I started this post in regard to a comment from Jannet Farrar, so let's conclude with one from Stewart Farrar. He wrote the forward for Mario Pazzaglini's Aradia or the Gospel of Witches A New Translation (which corrects Leland's translations of the Italian from the original papers):

"The Book of Shadows, which every Gardnerian copies out by hand, was alleged to have been thus passed down over the centuries; but although it certainly includes ancient traditional material, only the most naive would deny that in its present form it was compiled by Gardner himself. Proof that it is a recent compilation can be drawn from the fact that it includes at least one passage from Aleister Crowley's Gnostic Mass, a slightly altered Kipling poem, some identifiable Masonic phraseology, and elements from Aradia, Gospel of Witches.

The most clear example of this is the Charge, a beautiful and moving declamation by the High Priestess as representative of the Goddess, which is used by every Gardnerian and Gardnerian-derived coven, and which begins: "Whenever you are in need of anything, once in the month, and better it be when the moon is full, then ye shall assemble in some secret place, and adore the spirit of me, who am Queen of all Witches..."

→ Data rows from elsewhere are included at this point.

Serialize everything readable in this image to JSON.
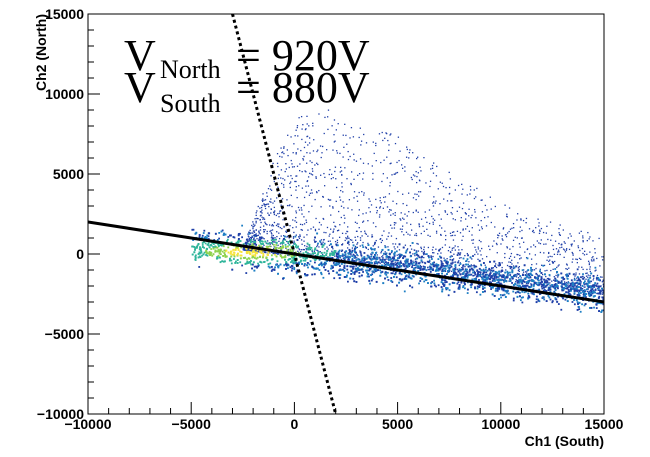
{
  "chart_data": {
    "type": "heatmap",
    "title": "",
    "xlabel": "Ch1 (South)",
    "ylabel": "Ch2 (North)",
    "xlim": [
      -10000,
      15000
    ],
    "ylim": [
      -10000,
      15000
    ],
    "x_ticks": [
      -10000,
      -5000,
      0,
      5000,
      10000,
      15000
    ],
    "y_ticks": [
      -10000,
      -5000,
      0,
      5000,
      10000,
      15000
    ],
    "x_tick_labels": [
      "−10000",
      "−5000",
      "0",
      "5000",
      "10000",
      "15000"
    ],
    "y_tick_labels": [
      "−10000",
      "−5000",
      "0",
      "5000",
      "10000",
      "15000"
    ],
    "grid": false,
    "annotations": [
      {
        "main": "V",
        "sub": "North",
        "rest": " = 920V"
      },
      {
        "main": "V",
        "sub": "South",
        "rest": " = 880V"
      }
    ],
    "colors": {
      "low": "#1f3fa8",
      "mid": "#1e7fc4",
      "high1": "#2fb59a",
      "high2": "#8fd24e",
      "peak": "#f6e33a",
      "lines": "#000000"
    },
    "fit_lines": [
      {
        "style": "solid",
        "points": [
          [
            -10000,
            2000
          ],
          [
            15000,
            -3000
          ]
        ]
      },
      {
        "style": "dotted",
        "points": [
          [
            -3000,
            15000
          ],
          [
            0,
            0
          ],
          [
            2000,
            -10000
          ]
        ]
      }
    ],
    "density_ridge": [
      [
        -5000,
        600
      ],
      [
        -2500,
        300
      ],
      [
        0,
        -100
      ],
      [
        2500,
        -400
      ],
      [
        5000,
        -700
      ],
      [
        7500,
        -1100
      ],
      [
        10000,
        -1600
      ],
      [
        12500,
        -2000
      ],
      [
        15000,
        -2500
      ]
    ],
    "density_peak": [
      -2000,
      200
    ],
    "upper_envelope": [
      [
        -2500,
        500
      ],
      [
        -1000,
        6000
      ],
      [
        0,
        8500
      ],
      [
        1500,
        9500
      ],
      [
        3000,
        8000
      ],
      [
        5000,
        7500
      ],
      [
        7000,
        5500
      ],
      [
        9000,
        4000
      ],
      [
        11000,
        2500
      ],
      [
        15000,
        1200
      ]
    ]
  }
}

This, and about the first third of the Charge, is almost a literal translation of the passage... in chapter 1 of Aradia...

Leland's gifted research into a "dying" tradition has made a significant contribution to a living and growing one... the particular forms he discovered were part local, part universal. They expressed something that is as old as humanity itself. Something, in his own words, of "a kind of vitality and of independence which indicated great power." Otherwise they would not have survived the Etruscan, Roman and Christian times. If some of their seeds have taken healthy root in British and American soil, it is because they find an echo there, merging naturally with the native stream because that stream ultimately has the same source.

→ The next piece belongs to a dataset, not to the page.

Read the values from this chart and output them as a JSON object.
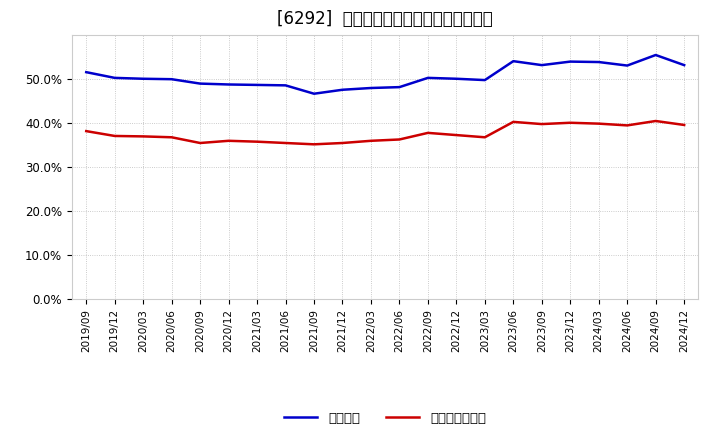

So a Witch in London or New York or Yorkshire or Idaho can use without strangeness the words which Maddalena learned from her Tuscan forebears: "Whenever ye have need of any thing, once in the month and better it be when the moon is full..."

So there we have Stewart Farrar not only acknowledging the origins of The Charge, we have him lauding the survival of La Vecchia in Italy. It survived for thousands of years, from the Etruscans through the 1890's when Leland wrote about it, but didn't manage to make it through those that last 65 years before Gardner came along and used material from it? Or the 60 years since? I have a nice bridge in Brooklyn to sell you...

I started out with a mature rebuttal to an emotional rant, and found myself in the middle of new emotional rant. Two for the price of one. Perhaps it's more appropriate to say I'm up on my favorite soap box (I didn't copy and paste the quote, I typed it while reading it out of my Pazzaglini book. That's dedication!) So let's bring this back around to the start with another quote from Stewart Farrar's forward in the Pazzaglini book:
"[No coven] but the most unimaginative (and therefore most sterile) confine themselves to the Book of Shadows as though it were holy writ."

Word.

1 comment:

  1. I rewrite invocations to reflect my Goddess-oriented path, changing the words to suit my practice and beliefs. Patriarchy permeates our society and even the artes of witchcraft. I don't really think Doreen would have an issue with anyone rewording her invocations to more fully reflect their path. I have reworded her Witch's Creed just a little here and there. We have spoken that creed for years now and it is very powerful. Words are very powerful and so what is spoken needs to reflect what is felt deep within.
    As for Leland, Gardner, Valiente and the Farrars - they contributed to an ongoing, ever evolving tradition - whether 60 years old or 6000. Our artes will keep evolving - I've seen tremendous changes in my 35 + years. And so it should be.